Writing: First of three kinds of sentences -- Balanced

In Nuce: Writing--Balanced Sentences


There are three notable kinds of sentences.
  1. Balanced
  2. Periodic
  3. Loose
A balanced sentence consists of compared or contrasted ideas expressed in parallel form. The ideas are couched in "corresponding grammatical places, in similarly constructed phrases or clauses or sentences."

William Minto calls Samuel Johnson a "vigorous master of the art." 
The trick of the balanced style may be caught by anybody from Johnson ... The force of the structure may be felt in the concrete in any of his Lives of the Poets, a work which, with all its limitations, still remains the most instructive body of criticism in our language. For example:—

  1. Addison thinks justly, but he thinks faintly.
  2. His prose is the model of the middle style; on grave subjects not formal, on light occasions not grovelling; pure without scrupulosity, and exact without elaboration.
  3. Dryden borrows for want of leisure, and Pope for want of genius; Milton out of pride, and Addison out of modesty.
Why use a balanced sentence?
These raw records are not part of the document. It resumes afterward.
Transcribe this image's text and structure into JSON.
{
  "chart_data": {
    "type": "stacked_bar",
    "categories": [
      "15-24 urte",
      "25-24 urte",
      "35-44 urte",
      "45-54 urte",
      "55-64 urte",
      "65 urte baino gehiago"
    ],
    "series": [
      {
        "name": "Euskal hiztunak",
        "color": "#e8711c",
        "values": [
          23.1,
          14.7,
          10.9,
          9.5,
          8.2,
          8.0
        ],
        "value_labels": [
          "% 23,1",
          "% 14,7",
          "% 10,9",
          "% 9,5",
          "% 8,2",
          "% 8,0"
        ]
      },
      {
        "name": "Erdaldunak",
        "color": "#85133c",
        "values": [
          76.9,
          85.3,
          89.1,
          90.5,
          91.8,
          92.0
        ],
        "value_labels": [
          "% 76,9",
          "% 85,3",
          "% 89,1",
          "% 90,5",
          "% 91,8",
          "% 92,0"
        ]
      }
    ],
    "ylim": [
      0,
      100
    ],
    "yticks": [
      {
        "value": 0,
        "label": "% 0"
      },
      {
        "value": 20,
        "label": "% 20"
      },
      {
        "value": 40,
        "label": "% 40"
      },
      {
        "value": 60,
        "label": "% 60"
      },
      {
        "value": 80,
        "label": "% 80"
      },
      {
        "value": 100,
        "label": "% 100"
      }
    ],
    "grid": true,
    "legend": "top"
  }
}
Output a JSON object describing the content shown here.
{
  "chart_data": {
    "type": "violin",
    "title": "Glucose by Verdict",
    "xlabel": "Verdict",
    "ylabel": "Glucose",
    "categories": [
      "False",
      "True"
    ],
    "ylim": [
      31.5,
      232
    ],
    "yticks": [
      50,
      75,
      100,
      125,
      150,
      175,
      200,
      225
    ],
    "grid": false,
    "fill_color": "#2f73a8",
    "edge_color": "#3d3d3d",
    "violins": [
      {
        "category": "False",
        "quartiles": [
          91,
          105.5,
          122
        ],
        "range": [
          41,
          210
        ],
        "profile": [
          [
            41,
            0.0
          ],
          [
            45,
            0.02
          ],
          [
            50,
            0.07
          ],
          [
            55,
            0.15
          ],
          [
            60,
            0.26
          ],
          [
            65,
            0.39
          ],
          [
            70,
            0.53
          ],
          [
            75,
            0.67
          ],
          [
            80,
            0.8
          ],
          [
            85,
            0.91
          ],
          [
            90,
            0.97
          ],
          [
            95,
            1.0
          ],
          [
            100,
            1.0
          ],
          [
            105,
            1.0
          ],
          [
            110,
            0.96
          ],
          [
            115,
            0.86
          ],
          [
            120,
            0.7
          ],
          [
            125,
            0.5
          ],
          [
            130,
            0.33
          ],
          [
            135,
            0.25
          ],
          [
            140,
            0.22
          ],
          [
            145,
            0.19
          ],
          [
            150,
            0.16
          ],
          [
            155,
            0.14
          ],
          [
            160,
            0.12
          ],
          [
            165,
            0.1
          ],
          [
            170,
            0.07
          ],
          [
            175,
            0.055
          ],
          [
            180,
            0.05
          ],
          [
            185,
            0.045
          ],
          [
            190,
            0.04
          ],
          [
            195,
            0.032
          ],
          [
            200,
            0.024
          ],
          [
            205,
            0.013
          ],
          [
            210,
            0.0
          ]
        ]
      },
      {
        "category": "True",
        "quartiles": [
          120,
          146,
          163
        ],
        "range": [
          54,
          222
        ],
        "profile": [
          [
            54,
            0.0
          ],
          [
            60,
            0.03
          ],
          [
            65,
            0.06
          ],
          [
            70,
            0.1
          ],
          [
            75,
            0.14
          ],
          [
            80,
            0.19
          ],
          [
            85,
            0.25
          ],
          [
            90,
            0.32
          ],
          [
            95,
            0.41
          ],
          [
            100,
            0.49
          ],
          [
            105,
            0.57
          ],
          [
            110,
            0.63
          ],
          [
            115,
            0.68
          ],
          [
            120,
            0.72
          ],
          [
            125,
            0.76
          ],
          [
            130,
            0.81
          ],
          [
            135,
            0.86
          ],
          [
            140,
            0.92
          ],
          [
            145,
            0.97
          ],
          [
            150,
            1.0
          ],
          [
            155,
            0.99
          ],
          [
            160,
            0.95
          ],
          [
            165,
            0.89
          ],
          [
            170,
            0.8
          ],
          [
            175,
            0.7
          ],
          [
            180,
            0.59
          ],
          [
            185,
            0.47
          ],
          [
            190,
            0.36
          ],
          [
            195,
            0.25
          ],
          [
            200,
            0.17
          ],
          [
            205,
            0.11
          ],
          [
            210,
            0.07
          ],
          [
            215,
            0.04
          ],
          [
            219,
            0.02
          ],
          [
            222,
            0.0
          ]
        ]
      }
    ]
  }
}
Its value lies in the use of comparison and contrast to make ideas clear
If we wish to obtain a precise idea of anything, we must compare and contrast it with the things that are most like it in nature; in this way only can we apprehend its precise character. This is the rationale of the matter of a balanced sentence. We must say what a thing is not as well as what it is, if we would be clearly understood; and comparison of nearly allied things one with another is more instructive than the comparison of things wide as the poles asunder.
The parallel structure* of a balanced sentence helps focus the reader's attention.
...by making the structure as nearly as possible identical except as regards the words brought into comparison or contrast, we economize the reader's attention. The same scheme of clause or sentence is kept up, and the attention may thus be concentrated without distraction on the cardinal words. It is a special art for giving emphasis, and obviously need not be confined to clauses or sentences, but may be extended to a whole composition.
But like any other rhetorical device or mechanical skill, use the balanced sentence wisely. There is no formula for good writing, only tools to help you say what only you can say well.
Balance is a great feature in the verse of Queen Anne's time. Pope uses it with masterly effect in his didactic verse and in his satires. But it is essentially unsuited to the expression of deep and sustained feeling, because its purpose is to bring distinctions to a sharp point, to make the way clear for the intellect; and it is a well-known law that sharp intellectual effort kills emotion.
And, of course, too much of anything becomes annoying. Minto comments on the following example of writing by a justifiably obscure Elizabethan writer named Lyly the Euphuist 

As I have found thee willing to be a fellow in my travel, so would I have thee ready to be a follower of my counsel; in the one shalt thou show thy good-will, in the other manifest thy wisdom. We are now sailing unto an island of small compass as I guess by their maps, but of great civility as I hear by their manners. Which if it be so, it behooveth us to be more inquisitive of their conditions than of their country, and more careful to mark the natures of their men than curious to note the situation of the place.
When every clause is balanced like this, the smartness and cleverness of the antitheses may be very lively for a time, but we soon tire of it as a ridiculous affectation. Even Pope's wit is not always equal to the strain of his balanced couplets: with all the ingenuity and brilliancy of his epigrams, the tired ear soon begins to long for more variety of form. The attention is pricked so often by his sharp points that it becomes callous, and will not answer to the spur.
Not only should you reserve balance for real distinctions and real epigrams; not only must you take care that the trick of it does not master you and drive you into fanciful distinctions and sham epigrams; but you should also remember that the effect of balance, as of every artificial structure, depends upon its comparative rarity.